Many, many thanks to Erin and Josie. I know I will succeed with support like you two in my corner. And Erin, we can and will do this. For ourselves – no one else.
For as many days as I can, (i.e. – when time allows), I will track my food in this daily blog journal format.
Breakfast – steak, fried egg, mushrooms and onions, tomato
Lunch – chicken breast, half an avocado with pink Himalayan salt, quarter of a red cabbage cooked with olive oil, half a cucumber, grilled onion and peppers
Mid-afternoon – nectarine, cherries
Early dinner – clean jalapeno pizza with added prosciutto
Snack #1 – popcorn cooked with clarified butter and olive oil, 3 dried figs
Snack #2 – 2 clean chocolate chip cookies, glass of raw milk
I am using this blog to experiment on myself. I am going to eat as cleanly as possible, and I will post all food here, good or bad. I may have eaten too much today; I was quite hungry tonight. But that’s something I can fix later. For tonight, it happened, so here it is, reported.
The dried figs were a pleasant surprise. We got them in our last NatureBox, and while I’ve had fig newtons, I’ve never had dried figs. They were excellent, and honestly, they tasted like the inside of a fig newton (not sure why that surprised me).

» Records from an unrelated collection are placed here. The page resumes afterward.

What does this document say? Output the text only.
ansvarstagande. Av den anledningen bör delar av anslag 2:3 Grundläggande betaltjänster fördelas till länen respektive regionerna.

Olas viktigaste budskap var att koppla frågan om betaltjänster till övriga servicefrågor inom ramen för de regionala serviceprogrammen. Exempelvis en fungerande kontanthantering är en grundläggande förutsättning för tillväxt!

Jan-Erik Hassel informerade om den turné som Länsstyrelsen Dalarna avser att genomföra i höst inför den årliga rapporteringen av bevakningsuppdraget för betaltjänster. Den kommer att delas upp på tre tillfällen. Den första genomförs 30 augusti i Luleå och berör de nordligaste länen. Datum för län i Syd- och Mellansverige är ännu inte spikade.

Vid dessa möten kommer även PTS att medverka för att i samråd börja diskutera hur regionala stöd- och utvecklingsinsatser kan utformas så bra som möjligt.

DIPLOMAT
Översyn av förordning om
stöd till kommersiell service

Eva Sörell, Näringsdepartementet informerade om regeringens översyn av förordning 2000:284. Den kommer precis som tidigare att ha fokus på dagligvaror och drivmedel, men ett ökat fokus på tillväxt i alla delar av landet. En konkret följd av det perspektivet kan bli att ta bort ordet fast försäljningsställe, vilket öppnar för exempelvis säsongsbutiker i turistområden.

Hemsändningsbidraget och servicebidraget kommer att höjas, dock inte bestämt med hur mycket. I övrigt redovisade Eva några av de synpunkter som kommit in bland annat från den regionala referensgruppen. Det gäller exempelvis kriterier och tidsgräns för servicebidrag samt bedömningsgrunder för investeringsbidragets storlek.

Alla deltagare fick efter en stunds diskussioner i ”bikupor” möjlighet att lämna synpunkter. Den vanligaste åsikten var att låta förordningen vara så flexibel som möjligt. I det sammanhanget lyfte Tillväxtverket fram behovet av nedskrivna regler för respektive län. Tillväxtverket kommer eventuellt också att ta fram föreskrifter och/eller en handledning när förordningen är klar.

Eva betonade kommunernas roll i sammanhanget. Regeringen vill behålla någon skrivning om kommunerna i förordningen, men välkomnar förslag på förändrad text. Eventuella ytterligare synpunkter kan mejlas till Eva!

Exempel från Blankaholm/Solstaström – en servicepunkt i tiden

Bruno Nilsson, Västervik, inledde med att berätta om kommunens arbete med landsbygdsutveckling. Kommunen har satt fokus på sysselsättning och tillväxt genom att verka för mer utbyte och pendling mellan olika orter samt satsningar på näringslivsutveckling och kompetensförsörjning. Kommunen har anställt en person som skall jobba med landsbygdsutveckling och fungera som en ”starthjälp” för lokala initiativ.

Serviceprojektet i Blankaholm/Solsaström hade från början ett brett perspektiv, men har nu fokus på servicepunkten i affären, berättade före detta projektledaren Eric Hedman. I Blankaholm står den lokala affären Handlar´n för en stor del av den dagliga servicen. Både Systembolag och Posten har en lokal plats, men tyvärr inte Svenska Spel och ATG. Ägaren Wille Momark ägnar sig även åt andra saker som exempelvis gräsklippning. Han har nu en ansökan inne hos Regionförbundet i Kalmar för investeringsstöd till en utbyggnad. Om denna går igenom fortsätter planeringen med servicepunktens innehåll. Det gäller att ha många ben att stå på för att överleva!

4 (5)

My best food news – I finally made clean mayo! I’ll post the recipe and maybe even a video soon, but I’ve had so many failures, I was thrilled to finally come across a tip that worked. The tip was this – use the cheapest, store brand extra-light-tasting olive oil you can find. I had been buying the expensive stuff, but this time, I used the cheapest mayo Wal-Mart carried (but it was still olive oil!) and it made the most delicious, creamy mayo. And best yet, it’s not only clean, it’s actually healthy! It has four ingredients – egg (local pastured egg from farmer’s market), extra light tasting olive oil, ground mustard, and salt. No EDTA or high fructose corn syrup or anything else that you find in store bought mayo. And I can’t stress this enough – it’s definitely mayo, and it’s honestly the best tasting mayo I have ever had.
Tina and I also got a trial membership to Ancestry.com. My family has a lot of Native American ancestry, and unfortunately, that means my family tree is going to be a bit small. I guess Indians didn’t keep up with the census too much. But combining what I’ve learned on Ancestry and what I learned from my parents, I now know that I am about a quarter Native American (if you add it up) and I have Cherokee blood on my mother’s side and Shawnee blood on my father’s side. Tina (who doesn’t seem to have a drop of Indian blood) has made it back about 600 years on her side of the family tree. The coolest thing yet – she and Henry are descended from royalty through her paternal bloodline. How cool is that?!
No exercise today, unfortunately. I didn’t plan it in and the day just got away from me. I’ll make up for it tomorrow, though, because Tina and I are doing a virtual 5K!